If ever there was a textbook pitcher, an icon for baseball, a hero to millions of young fans in the 70s and 80s, and all around class act, it is George Thomas Seaver of Fresno, California. “Tom Terrific” as he was known, is a three-time Cy Young Award winner and 12-time All-Star who led the New York Mets to their first World Series championship in 1969. Seaver, also known as “The Franchise”, spent 19 years with the Mets, Reds, White Sox and Red Sox, recording 311 wins and 3,640 strikeouts. He retired from the game in 1987 and his uniform number (41) was retired by the Mets in 1988. Last week, Seaver announced that he is suffering from dementia and will retire from public life. He plans to continue to work in his vineyard in Calistoga, California where he is said to produce a terrific cabernet.
In the medical textbooks, dementia is the general term for a group of symptoms associated with a decline in memory and other thinking skills severe enough to interfere with the activities of daily life. Alzheimer’s disease is the most common type, accounting for approximately 70 percent of these cases. According to the Alzheimer’s Association, every 65 seconds someone in the U.S. develops this incurable, progressive, neurodegenerative brain disease. It is the sixth leading cause of death here and the most feared. In a recent Merrill Lynch study of 3,000 Americans, 34% confided that their biggest fear was not dying alone, broke, young or in pain but dying with dementia. One in 10 people age 65 and older has Alzheimer’s as do more than half of people older than 85.

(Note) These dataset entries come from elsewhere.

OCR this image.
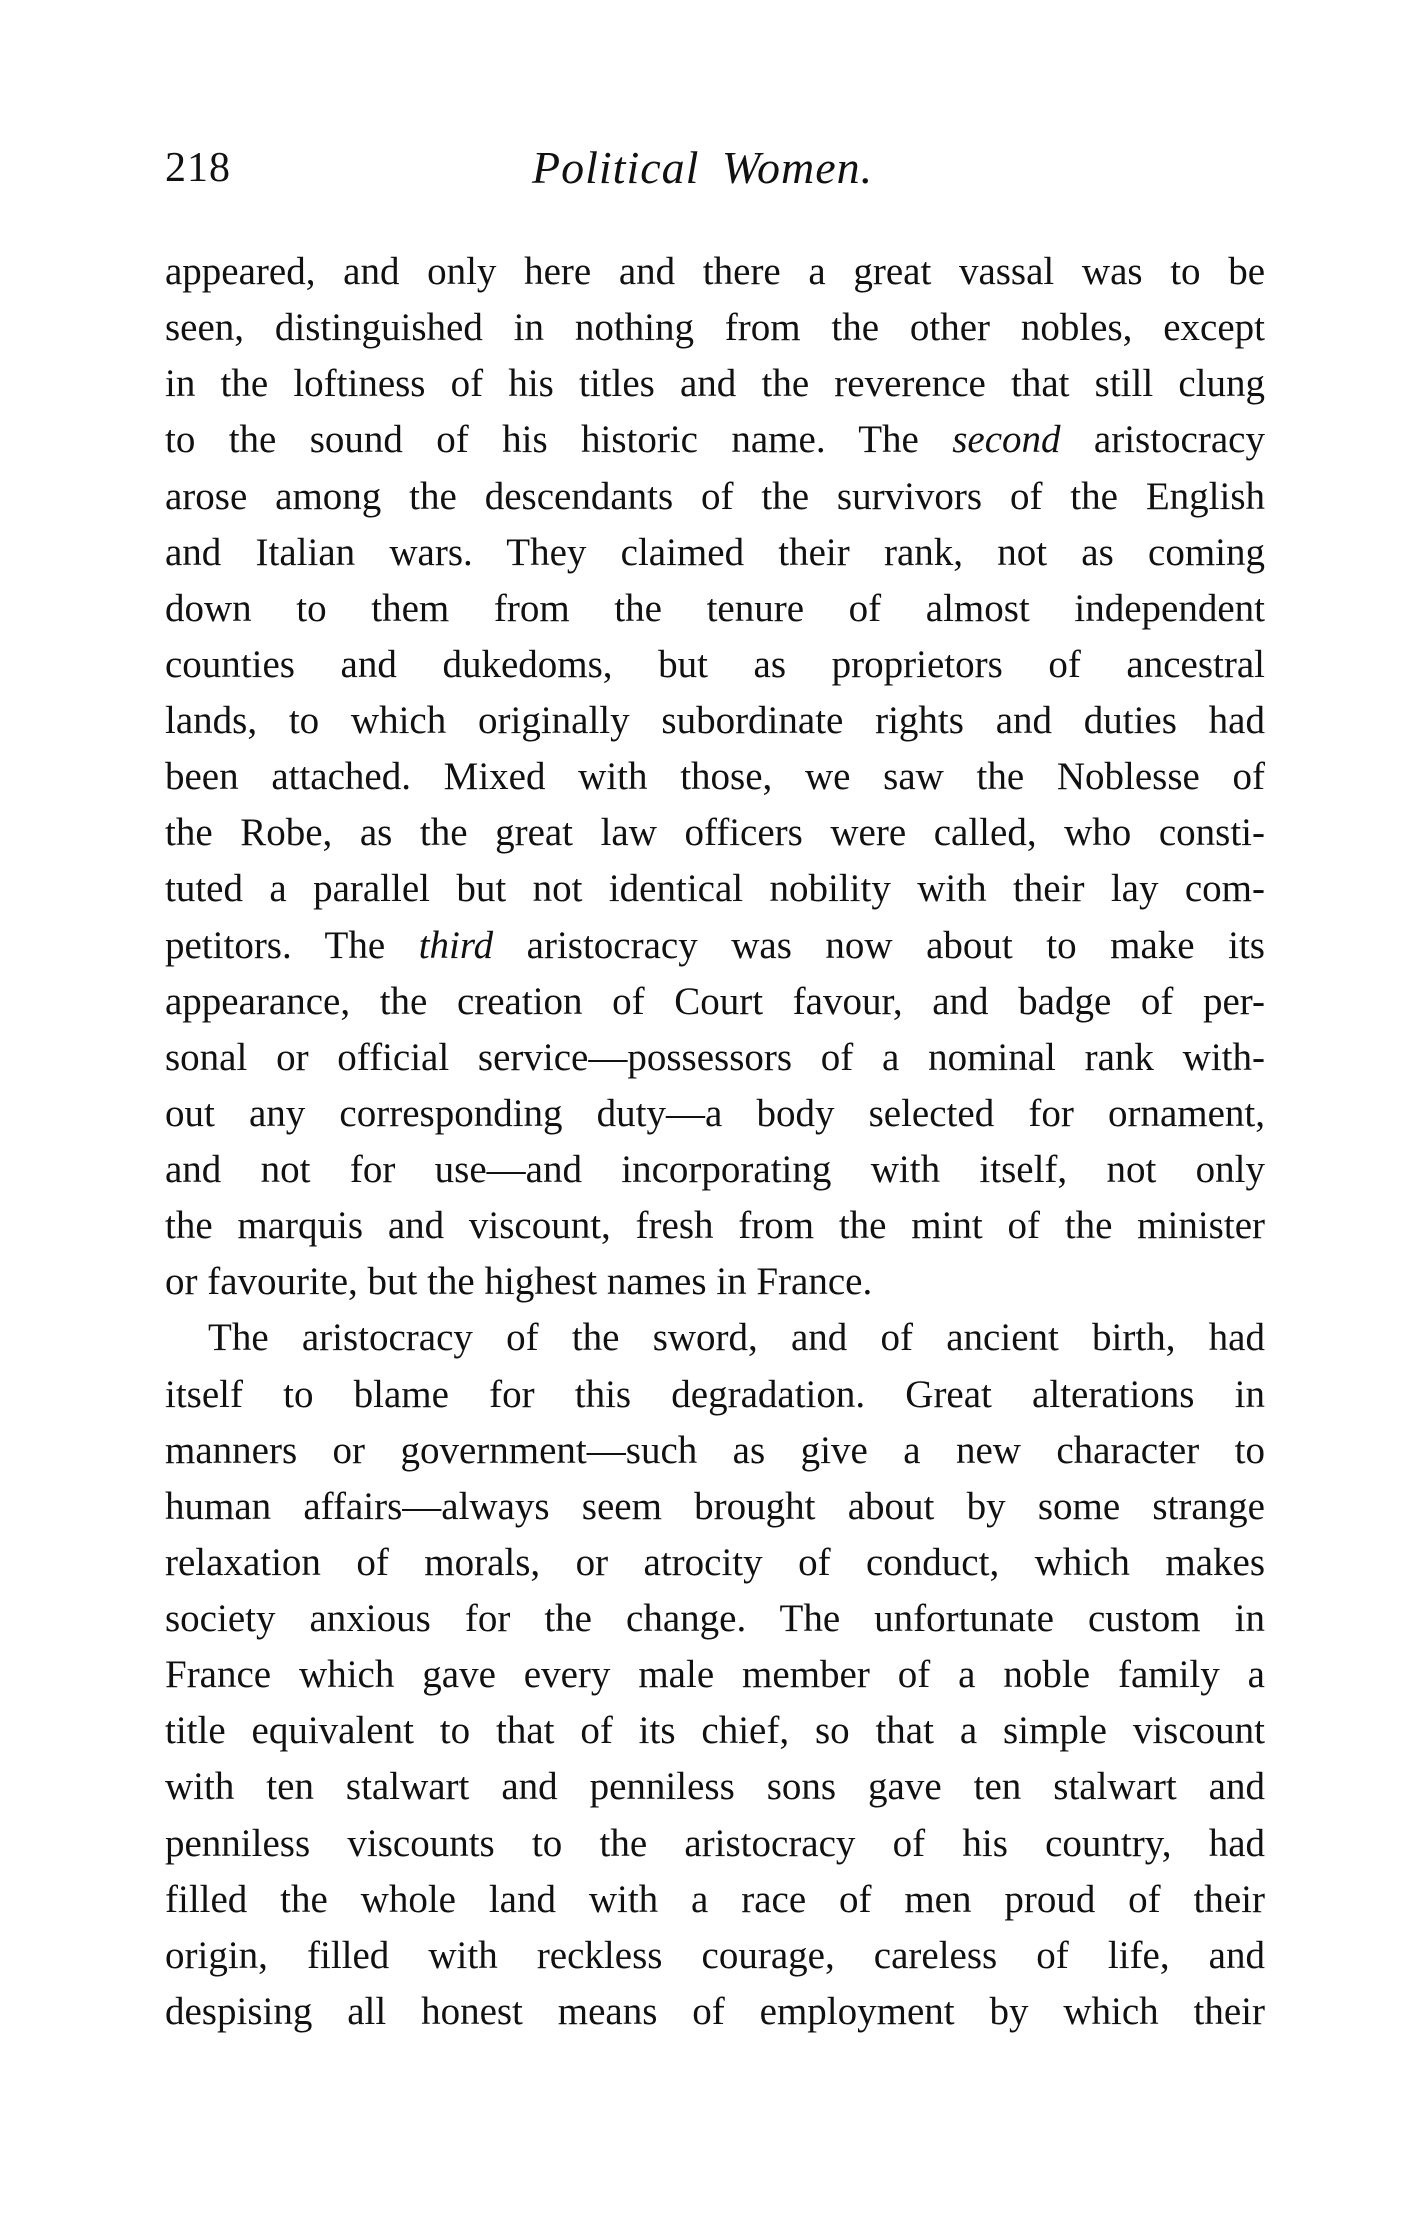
218	Political Women.
appeared, and only here and there a great vassal was to be
seen, distinguished in nothing from the other nobles, except
in the loftiness of his titles and the reverence that still clung
to the sound of his historic name. The second aristocracy
arose among the descendants of the survivors of the English
and Italian wars. They claimed their rank, not as coming
down to them from the tenure of almost independent
counties and dukedoms, but as proprietors of ancestral
lands, to which originally subordinate rights and duties had
been attached. Mixed with those, we saw the Noblesse of
the Robe, as the great law officers were called, who consti-
tuted a parallel but not identical nobility with their lay com-
petitors. The third aristocracy was now about to make its
appearance, the creation of Court favour, and badge of per-
sonal or official service—possessors of a nominal rank with-
out any corresponding duty—a body selected for ornament,
and not for use—and incorporating with itself, not only
the marquis and viscount, fresh from the mint of the minister
or favourite, but the highest names in France.
The aristocracy of the sword, and of ancient birth, had
itself to blame for this degradation. Great alterations in
manners or government—such as give a new character to
human affairs—always seem brought about by some strange
relaxation of morals, or atrocity of conduct, which makes
society anxious for the change. The unfortunate custom in
France which gave every male member of a noble family a
title equivalent to that of its chief, so that a simple viscount
with ten stalwart and penniless sons gave ten stalwart and
penniless viscounts to the aristocracy of his country, had
filled the whole land with a race of men proud of their
origin, filled with reckless courage, careless of life, and
despising all honest means of employment by which their
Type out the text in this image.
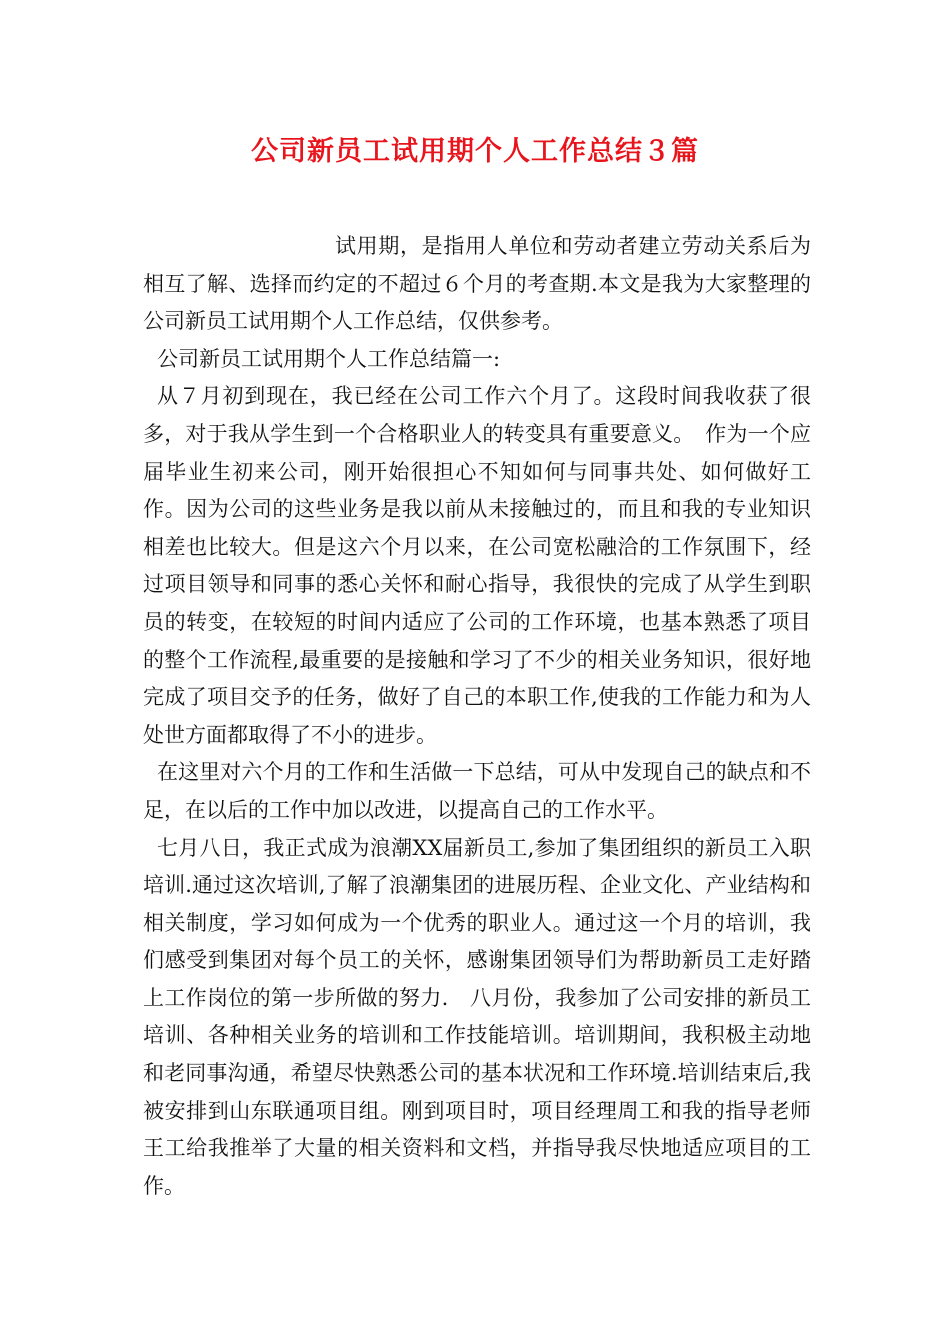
公司新员工试用期个人工作总结３篇

试用期，是指用人单位和劳动者建立劳动关系后为相互了解、选择而约定的不超过６个月的考查期.本文是我为大家整理的公司新员工试用期个人工作总结，仅供参考。

公司新员工试用期个人工作总结篇一:

从７月初到现在，我已经在公司工作六个月了。这段时间我收获了很多，对于我从学生到一个合格职业人的转变具有重要意义。　作为一个应届毕业生初来公司，刚开始很担心不知如何与同事共处、如何做好工作。因为公司的这些业务是我以前从未接触过的，而且和我的专业知识相差也比较大。但是这六个月以来，在公司宽松融洽的工作氛围下，经过项目领导和同事的悉心关怀和耐心指导，我很快的完成了从学生到职员的转变，在较短的时间内适应了公司的工作环境，也基本熟悉了项目的整个工作流程,最重要的是接触和学习了不少的相关业务知识，很好地完成了项目交予的任务，做好了自己的本职工作,使我的工作能力和为人处世方面都取得了不小的进步。

在这里对六个月的工作和生活做一下总结，可从中发现自己的缺点和不足，在以后的工作中加以改进，以提高自己的工作水平。

七月八日，我正式成为浪潮XX届新员工,参加了集团组织的新员工入职培训.通过这次培训,了解了浪潮集团的进展历程、企业文化、产业结构和相关制度，学习如何成为一个优秀的职业人。通过这一个月的培训，我们感受到集团对每个员工的关怀，感谢集团领导们为帮助新员工走好踏上工作岗位的第一步所做的努力.　八月份，我参加了公司安排的新员工培训、各种相关业务的培训和工作技能培训。培训期间，我积极主动地和老同事沟通，希望尽快熟悉公司的基本状况和工作环境.培训结束后,我被安排到山东联通项目组。刚到项目时，项目经理周工和我的指导老师王工给我推举了大量的相关资料和文档，并指导我尽快地适应项目的工作。
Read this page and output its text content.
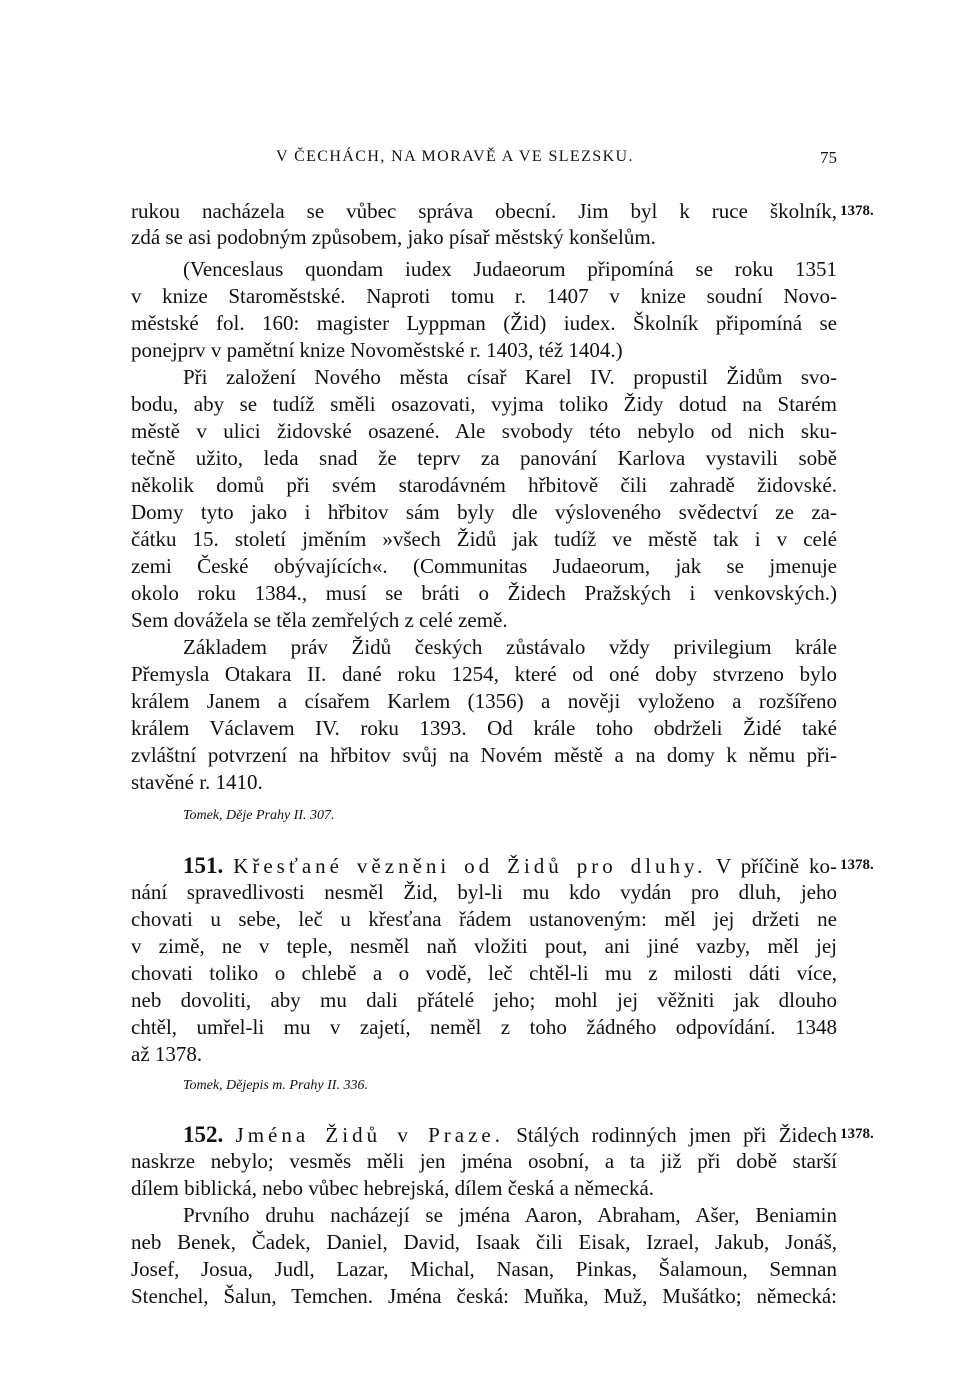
V ČECHÁCH, NA MORAVĚ A VE SLEZSKU.	75
rukou nacházela se vůbec správa obecní. Jim byl k ruce školník, 1378.
zdá se asi podobným způsobem, jako písař městský konšelům.
(Venceslaus quondam iudex Judaeorum připomíná se roku 1351
v knize Staroměstské. Naproti tomu r. 1407 v knize soudní Novo-
městské fol. 160: magister Lyppman (Žid) iudex. Školník připomíná se
ponejprv v pamětní knize Novoměstské r. 1403, též 1404.)
Při založení Nového města císař Karel IV. propustil Židům svo-
bodu, aby se tudíž směli osazovati, vyjma toliko Židy dotud na Starém
městě v ulici židovské osazené. Ale svobody této nebylo od nich sku-
tečně užito, leda snad že teprv za panování Karlova vystavili sobě
několik domů při svém starodávném hřbitově čili zahradě židovské.
Domy tyto jako i hřbitov sám byly dle výsloveného svědectví ze za-
čátku 15. století jměním »všech Židů jak tudíž ve městě tak i v celé
zemi České obývajících«. (Communitas Judaeorum, jak se jmenuje
okolo roku 1384., musí se bráti o Židech Pražských i venkovských.)
Sem dovážela se těla zemřelých z celé země.
Základem práv Židů českých zůstávalo vždy privilegium krále
Přemysla Otakara II. dané roku 1254, které od oné doby stvrzeno bylo
králem Janem a císařem Karlem (1356) a nověji vyloženo a rozšířeno
králem Václavem IV. roku 1393. Od krále toho obdrželi Židé také
zvláštní potvrzení na hřbitov svůj na Novém městě a na domy k němu při-
stavěné r. 1410.
Tomek, Děje Prahy II. 307.
151. Křesťané vězněni od Židů pro dluhy. V příčině ko- 1378.
nání spravedlivosti nesměl Žid, byl-li mu kdo vydán pro dluh, jeho
chovati u sebe, leč u křesťana řádem ustanoveným: měl jej držeti ne
v zimě, ne v teple, nesměl naň vložiti pout, ani jiné vazby, měl jej
chovati toliko o chlebě a o vodě, leč chtěl-li mu z milosti dáti více,
neb dovoliti, aby mu dali přátelé jeho; mohl jej věžniti jak dlouho
chtěl, umřel-li mu v zajetí, neměl z toho žádného odpovídání. 1348
až 1378.
Tomek, Dějepis m. Prahy II. 336.
152. Jména Židů v Praze. Stálých rodinných jmen při Židech 1378.
naskrze nebylo; vesměs měli jen jména osobní, a ta již při době starší
dílem biblická, nebo vůbec hebrejská, dílem česká a německá.
Prvního druhu nacházejí se jména Aaron, Abraham, Ašer, Beniamin
neb Benek, Čadek, Daniel, David, Isaak čili Eisak, Izrael, Jakub, Jonáš,
Josef, Josua, Judl, Lazar, Michal, Nasan, Pinkas, Šalamoun, Semnan
Stenchel, Šalun, Temchen. Jména česká: Muňka, Muž, Mušátko; německá:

There are generally seven stages of Alzheimer’s symptoms and the disease does not discriminate. President Ronald Reagan told the world about his diagnosis in 1994 and he died 10 years later of pneumonia complicated by Alzheimer’s. It is a wretched disease and takes a devastating toll on family members and friends as well as communities and taxpayers. More than 16 million of us are providing unpaid care for someone with dementia, and last year alone the cost of care exceeded the entire economy of Finland at about $277 billion, more than two-thirds of which was covered by Medicare and Medicaid. The total lifetime cost of care for someone with dementia was estimated in 2017 to be $341,840. HJ Sims is proud to dedicate its expertise in working with non-profits and corporate sponsors to finance memory care facilities that enhance the lives of those affected.
There are some reductions in funding for Medicare and Medicaid relative to current law contained in the Trump Administration’s newly released 2020 budget proposal, which also includes major cuts in federal spending for transportation, housing, agriculture, education, energy and labor while increasing funding for defense, homeland security and veterans programs. The financial trade press continues to dissect the President’s requests while reviewing events in Europe and China as well as recent U.S. economic data. The European Central bank cut its economic growth outlook to 1.1% from 1.7% and re-launched a quantitative easing program after three months. The British Parliament has another landmark vote on Brexit. The U.S. trade deficit in goods hit the highest level on record at $891.3 billion as trade talks with China continue. The U.S. February employment report surprised many economists with payroll growth of only 20,000 but wages rose 3.4% year over year and the unemployment rate fell to 3.8%. New home sales grew 3.7% from November to December, and January housing starts were up. This week, we await inflation, durable goods and industrial production data.
It has been a good start to the month for bonds. As of the close on Friday, Treasury yields have dropped across the board: the 2-year has fallen 5 basis points to 2.46%, the 10-year decreased 9 basis points to 2.62% and the 30-year was down 7 basis points to 3.01%. The AAA general obligation municipal bond ended flat at 1.58% while the 10-year fell 4 basis points to 2.06% and the 30-year benchmark was down 9 basis points to 2.89%. Along with yields, volatility has declined. So has the size of the municipal bond market. The Federal Reserve Board flow of funds data for the fourth quarter of 2018 shows that holdings have declined from $3.879 trillion at the end of 2017 to $3.821 trillion. Household, bank, and broker dealer holdings slightly declined, while insurers, money market funds, mutual funds, and exchange traded funds all increased their holdings.
Last week, there were $4.4 billion of municipal issues in the primary market. Trading averaged $12.6 billion per day, and Puerto Rico Sales Tax and general obligation bonds were among the most actively traded. Municipal bond mutual funds continued to attract cash inflows for the ninth consecutive week; $1.5 billion of net investments were made, including $412 million in high yield funds, while $4 billion was withdrawn from U.S. and global equity funds. This week, the municipal slate totals $5.5 billion and is led by a $654 million taxable and tax-exempt financing for the Regent of the University of California. The 30-day visible supply totals $6.96 billion.